This action was commenced in 1880, and was brought against the survivors of the old firm and Sarah A. Gay, and the personal representatives of such of those survivors as had died, for an accounting of and concerning the property and effects of the old firm, and the disposition thereof by the survivors, and the profits made by them out of the assets of the firm, and demanded judgment in favor of the plaintiff for a large amount. The defendants answered, denying liability, and the issues were referred to a referee to hear, try, and determine. The referee entered upon the trial, and discovering that an accounting by the defendants was essential to the proper determination of the case, and upon the application of the plaintiff, asking that an account be rendered of the affairs of the firm since the death of Joseph N. Tift, and the assets of the firm (the defendants being heard in opposition), ordered that the defendants render an account in the action, which should embrace a full and itemized statement of the property, liabilities, and uncompleted contracts which were of the old firm upon the death of Joseph, and a full statement of the transactions of the new firm to the date of the accounting, and of the present assets of the new firm as if then existed, which order was made on the 21st of March, 1885. The defendants, in pursuance of this order, made a very full and elaborate accounting, under oath, as required.
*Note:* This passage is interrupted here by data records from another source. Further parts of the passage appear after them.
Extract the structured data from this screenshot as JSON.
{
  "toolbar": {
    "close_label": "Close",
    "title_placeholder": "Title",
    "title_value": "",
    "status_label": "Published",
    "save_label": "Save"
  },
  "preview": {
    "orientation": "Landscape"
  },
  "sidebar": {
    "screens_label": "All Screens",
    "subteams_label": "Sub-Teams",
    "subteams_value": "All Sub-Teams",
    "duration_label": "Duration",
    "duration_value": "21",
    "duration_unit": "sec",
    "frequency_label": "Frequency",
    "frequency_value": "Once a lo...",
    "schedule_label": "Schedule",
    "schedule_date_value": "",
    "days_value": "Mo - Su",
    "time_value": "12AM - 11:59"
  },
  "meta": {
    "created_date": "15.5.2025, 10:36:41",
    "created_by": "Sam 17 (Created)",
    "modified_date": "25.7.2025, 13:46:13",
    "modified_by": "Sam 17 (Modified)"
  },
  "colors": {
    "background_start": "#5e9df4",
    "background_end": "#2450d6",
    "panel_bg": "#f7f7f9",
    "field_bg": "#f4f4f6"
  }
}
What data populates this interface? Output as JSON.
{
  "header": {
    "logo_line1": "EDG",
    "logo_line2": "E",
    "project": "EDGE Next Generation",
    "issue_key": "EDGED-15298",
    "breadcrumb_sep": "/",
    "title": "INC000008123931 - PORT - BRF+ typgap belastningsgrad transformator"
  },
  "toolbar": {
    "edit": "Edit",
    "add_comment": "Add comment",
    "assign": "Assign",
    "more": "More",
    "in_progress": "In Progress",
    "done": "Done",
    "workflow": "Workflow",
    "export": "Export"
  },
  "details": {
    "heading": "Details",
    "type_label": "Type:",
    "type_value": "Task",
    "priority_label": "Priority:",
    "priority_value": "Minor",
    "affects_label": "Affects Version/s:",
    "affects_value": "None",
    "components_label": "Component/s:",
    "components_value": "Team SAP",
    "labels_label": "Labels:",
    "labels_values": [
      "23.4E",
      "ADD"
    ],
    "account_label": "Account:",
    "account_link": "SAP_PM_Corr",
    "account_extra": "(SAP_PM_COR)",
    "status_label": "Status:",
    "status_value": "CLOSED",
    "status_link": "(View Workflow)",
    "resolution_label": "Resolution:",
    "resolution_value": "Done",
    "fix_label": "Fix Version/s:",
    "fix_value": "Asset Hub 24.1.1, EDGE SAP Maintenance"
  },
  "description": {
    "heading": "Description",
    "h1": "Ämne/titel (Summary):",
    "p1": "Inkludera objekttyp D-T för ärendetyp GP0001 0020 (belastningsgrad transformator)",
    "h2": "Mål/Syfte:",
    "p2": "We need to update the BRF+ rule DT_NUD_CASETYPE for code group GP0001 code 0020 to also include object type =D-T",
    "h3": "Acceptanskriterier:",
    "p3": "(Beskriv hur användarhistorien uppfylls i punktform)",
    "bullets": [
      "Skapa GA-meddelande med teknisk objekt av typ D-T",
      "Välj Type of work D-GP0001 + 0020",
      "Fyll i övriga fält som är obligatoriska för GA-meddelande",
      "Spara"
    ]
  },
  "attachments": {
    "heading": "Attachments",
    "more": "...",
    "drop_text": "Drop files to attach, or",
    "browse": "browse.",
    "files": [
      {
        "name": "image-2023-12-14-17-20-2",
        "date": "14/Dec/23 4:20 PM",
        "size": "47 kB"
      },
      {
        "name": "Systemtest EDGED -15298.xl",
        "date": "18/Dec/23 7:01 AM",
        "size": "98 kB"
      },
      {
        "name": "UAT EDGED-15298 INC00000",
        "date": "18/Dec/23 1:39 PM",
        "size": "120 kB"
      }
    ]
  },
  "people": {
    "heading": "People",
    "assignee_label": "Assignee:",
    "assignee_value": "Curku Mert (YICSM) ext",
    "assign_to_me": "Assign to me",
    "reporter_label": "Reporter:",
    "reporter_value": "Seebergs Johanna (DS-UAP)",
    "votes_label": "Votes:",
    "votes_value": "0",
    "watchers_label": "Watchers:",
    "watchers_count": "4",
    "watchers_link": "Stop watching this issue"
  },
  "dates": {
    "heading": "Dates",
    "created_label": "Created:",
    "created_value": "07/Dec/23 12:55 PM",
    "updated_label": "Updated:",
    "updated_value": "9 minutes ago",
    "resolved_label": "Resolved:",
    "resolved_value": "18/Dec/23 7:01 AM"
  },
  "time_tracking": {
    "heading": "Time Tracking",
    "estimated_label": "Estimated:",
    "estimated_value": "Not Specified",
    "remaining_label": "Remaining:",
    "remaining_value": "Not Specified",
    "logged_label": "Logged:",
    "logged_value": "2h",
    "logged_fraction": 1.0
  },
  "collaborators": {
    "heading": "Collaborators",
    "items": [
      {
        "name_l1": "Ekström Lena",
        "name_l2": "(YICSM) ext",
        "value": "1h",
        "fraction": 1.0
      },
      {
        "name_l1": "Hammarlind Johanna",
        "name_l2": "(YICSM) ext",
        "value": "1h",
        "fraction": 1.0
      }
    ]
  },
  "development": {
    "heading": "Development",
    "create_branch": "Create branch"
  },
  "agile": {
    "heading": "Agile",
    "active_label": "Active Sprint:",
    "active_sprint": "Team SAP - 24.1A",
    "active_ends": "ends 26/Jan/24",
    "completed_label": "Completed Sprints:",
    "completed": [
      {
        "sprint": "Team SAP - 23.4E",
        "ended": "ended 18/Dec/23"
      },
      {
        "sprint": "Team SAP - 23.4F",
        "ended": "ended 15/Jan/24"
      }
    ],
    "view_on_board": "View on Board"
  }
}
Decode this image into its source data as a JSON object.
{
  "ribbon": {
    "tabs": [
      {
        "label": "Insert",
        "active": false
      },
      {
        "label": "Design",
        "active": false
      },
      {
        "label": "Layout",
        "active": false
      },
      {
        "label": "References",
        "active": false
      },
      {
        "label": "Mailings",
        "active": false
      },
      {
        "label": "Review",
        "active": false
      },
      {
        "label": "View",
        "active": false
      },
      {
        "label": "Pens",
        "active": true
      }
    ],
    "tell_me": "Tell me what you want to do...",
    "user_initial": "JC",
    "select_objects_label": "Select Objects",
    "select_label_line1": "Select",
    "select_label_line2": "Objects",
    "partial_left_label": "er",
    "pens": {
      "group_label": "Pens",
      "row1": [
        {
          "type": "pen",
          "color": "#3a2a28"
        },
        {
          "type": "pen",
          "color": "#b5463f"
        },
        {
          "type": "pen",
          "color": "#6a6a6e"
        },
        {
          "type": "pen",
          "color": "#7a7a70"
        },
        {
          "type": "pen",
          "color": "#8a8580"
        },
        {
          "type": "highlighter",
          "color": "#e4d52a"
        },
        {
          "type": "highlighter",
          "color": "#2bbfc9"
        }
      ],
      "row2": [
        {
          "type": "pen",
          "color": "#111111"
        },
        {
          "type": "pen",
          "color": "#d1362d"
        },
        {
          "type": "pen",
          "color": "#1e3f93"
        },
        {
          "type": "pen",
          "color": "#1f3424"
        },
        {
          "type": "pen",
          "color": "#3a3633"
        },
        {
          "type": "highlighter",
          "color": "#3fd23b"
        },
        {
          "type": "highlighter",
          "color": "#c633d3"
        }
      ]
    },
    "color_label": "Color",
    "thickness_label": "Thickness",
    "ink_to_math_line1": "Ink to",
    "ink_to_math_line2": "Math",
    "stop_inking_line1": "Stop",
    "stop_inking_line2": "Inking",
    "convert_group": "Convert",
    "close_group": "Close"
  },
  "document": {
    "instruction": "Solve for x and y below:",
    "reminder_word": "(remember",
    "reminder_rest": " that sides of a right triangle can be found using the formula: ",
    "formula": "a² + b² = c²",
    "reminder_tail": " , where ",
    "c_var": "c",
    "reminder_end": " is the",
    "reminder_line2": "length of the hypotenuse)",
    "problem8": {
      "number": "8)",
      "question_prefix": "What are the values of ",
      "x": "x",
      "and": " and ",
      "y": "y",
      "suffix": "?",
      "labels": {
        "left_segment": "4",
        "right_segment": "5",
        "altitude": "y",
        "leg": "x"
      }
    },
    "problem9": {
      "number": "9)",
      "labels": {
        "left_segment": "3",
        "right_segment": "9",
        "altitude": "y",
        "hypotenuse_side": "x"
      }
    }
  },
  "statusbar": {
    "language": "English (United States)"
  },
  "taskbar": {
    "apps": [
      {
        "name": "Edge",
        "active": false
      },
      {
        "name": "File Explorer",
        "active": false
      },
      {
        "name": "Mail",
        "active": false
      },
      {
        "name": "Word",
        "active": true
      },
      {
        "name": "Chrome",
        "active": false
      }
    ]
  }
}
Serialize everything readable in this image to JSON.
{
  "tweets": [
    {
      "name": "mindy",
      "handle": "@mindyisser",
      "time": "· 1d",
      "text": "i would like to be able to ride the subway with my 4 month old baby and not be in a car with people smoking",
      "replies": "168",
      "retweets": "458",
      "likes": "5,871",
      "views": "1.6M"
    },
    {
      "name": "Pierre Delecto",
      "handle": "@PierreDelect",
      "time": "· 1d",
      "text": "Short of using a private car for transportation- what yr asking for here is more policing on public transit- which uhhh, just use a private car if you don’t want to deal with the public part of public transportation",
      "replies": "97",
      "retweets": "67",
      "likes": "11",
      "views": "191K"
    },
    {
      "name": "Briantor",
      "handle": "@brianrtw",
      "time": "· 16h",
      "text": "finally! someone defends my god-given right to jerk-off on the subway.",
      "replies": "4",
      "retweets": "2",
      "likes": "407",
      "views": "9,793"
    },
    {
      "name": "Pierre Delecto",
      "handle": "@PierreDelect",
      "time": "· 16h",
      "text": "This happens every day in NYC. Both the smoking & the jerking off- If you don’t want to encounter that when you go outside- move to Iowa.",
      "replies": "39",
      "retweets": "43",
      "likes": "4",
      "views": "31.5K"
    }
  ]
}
This accounting was submitted to the referee and parties, and the plaintiff took certain exceptions thereto, among which was to an item of $112,000 specified in the account, and required a detailed statement thereof,, which was duly rendered, and made a part of the original accounting. Afterwards, and on the 3d day of August, 1887, the parties,, by their attorneys, stipulated as to the issues of fact to be tried by the referee, and the stipulation recited as follows:

“To expedite the trial of this action, we stipulate and agree that the only issues of fact to be hereafter tried and decided are as hereinafter stated, and all other issues of fact, charges against, and objections to the account rendered by, the defendants impleaded, except questions of law arising upon said account, are hereby waived and abandoned, except as hereinafter stated.”

Then follow the issues, seven in number, covering the questions, mainly, which will be hereafter discussed. The parties proceeded to give evidence; the plaintiff insisting that the defendants be required to proceed with their proof upon the trial, on the ground that the burden rested upon the defendants. This motion was denied by the referee, and the plaintiff excepted. The proof that was given very largely related to the Plimpton Elevator, and its value. The account, as rendered, seems to have been treated as evidence by the court and counsel upon the trial. In the account, as rendered, which covered 316 pages of printed matter, there was an inventory of the assets of the old firm, as of May 1, 1873, eight days after the death of Joseph. That inventory contains a table, first of nominal values, and then of actual values, and also of liabilities. The value of nominal assets is stated at $605,658.74; [635]*635the actual -value oí the assets and property, $135,862.48; liabilities, $386,878.97; nominal surplus, $218,779.77; actual deficiency, $251,-016.49. In this table the nominal value of the Plimpton accounts, notes, and stock of the old firm is put at $406,122.35. The actual value of the property embraced in this item is not given, but the accounts, notes, and stock are treated as valueless.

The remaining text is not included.